Alyssa Killingsworth, Partnership Relations Manager, Convoy of Hope, said: “Convoy of Hope is happy to partner with you all,” she told farmers at Northeastern Bean Day. spoke about their desire to partner with dealers to procure products for food aid.
In addition to Central America, the Convoy of Hope is providing food aid to people in Africa, Asia and Europe, Killingsworth said.
This non-profit organization strives to provide a stable supply of food for school feeding programs.
“When we offer these types of products to our students in our dietary program, we want to make sure they are optional throughout their time at school, rather than just adding something and then putting it back,” Killingsworth said. Told.
Convoy of Hope aims to form more partnerships with edible bean companies, as well as the Northharvest Bean Growers Association and Central Valley Bean Co-op.
“We want this to continue,” said Killingsworth.
Central Valley Bean Co-op plans to further develop its partnership with Convoy of Hope, said David Scholand, sales and marketing manager for Central Valley Bean Co-op. Scholand said he was on the Northarvest Bean Day Food Assistance Committee.
“We’re already doing food aid efforts in different ways. We probably stock up plus or minus trucks a week and go to food aid. A non-profit Christian ministry. It’s great.” , you can give back,” Scholand said.

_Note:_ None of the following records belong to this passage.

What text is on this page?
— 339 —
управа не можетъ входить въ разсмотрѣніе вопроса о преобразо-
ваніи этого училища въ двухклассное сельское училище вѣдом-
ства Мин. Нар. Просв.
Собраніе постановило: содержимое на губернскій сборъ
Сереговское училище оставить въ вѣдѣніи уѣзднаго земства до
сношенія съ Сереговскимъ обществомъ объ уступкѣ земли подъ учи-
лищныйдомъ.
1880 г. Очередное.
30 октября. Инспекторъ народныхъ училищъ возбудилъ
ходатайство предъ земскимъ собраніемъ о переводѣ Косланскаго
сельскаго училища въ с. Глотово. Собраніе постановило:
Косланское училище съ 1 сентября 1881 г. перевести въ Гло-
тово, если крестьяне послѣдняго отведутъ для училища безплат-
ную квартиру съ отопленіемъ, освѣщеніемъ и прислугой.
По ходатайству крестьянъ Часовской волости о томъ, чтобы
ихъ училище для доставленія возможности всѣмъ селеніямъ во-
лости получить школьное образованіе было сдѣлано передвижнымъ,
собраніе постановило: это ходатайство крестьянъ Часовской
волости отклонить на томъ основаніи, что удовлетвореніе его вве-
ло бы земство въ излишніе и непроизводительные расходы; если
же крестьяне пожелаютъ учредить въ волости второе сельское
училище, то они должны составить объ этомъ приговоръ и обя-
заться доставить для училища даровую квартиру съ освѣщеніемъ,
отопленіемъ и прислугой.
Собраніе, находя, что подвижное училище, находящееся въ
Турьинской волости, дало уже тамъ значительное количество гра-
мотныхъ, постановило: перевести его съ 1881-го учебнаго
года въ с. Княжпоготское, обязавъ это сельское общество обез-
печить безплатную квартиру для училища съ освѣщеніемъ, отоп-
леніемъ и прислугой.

Convoy of Hope has a logistics team to facilitate the pinto bean donation process, Scholand said.
Partnering with non-governmental organizations such as Convoy of Hope benefits both the farmers who grow the beans and the starving people who receive the goods, Samuelson said.
Those who eat them are consuming a nutritionally dense product high in fiber and rich in protein.Farmers have another outlet for their crops.
“We can distribute our beans all over the world, so there are other uses for our product,” says Samuelson.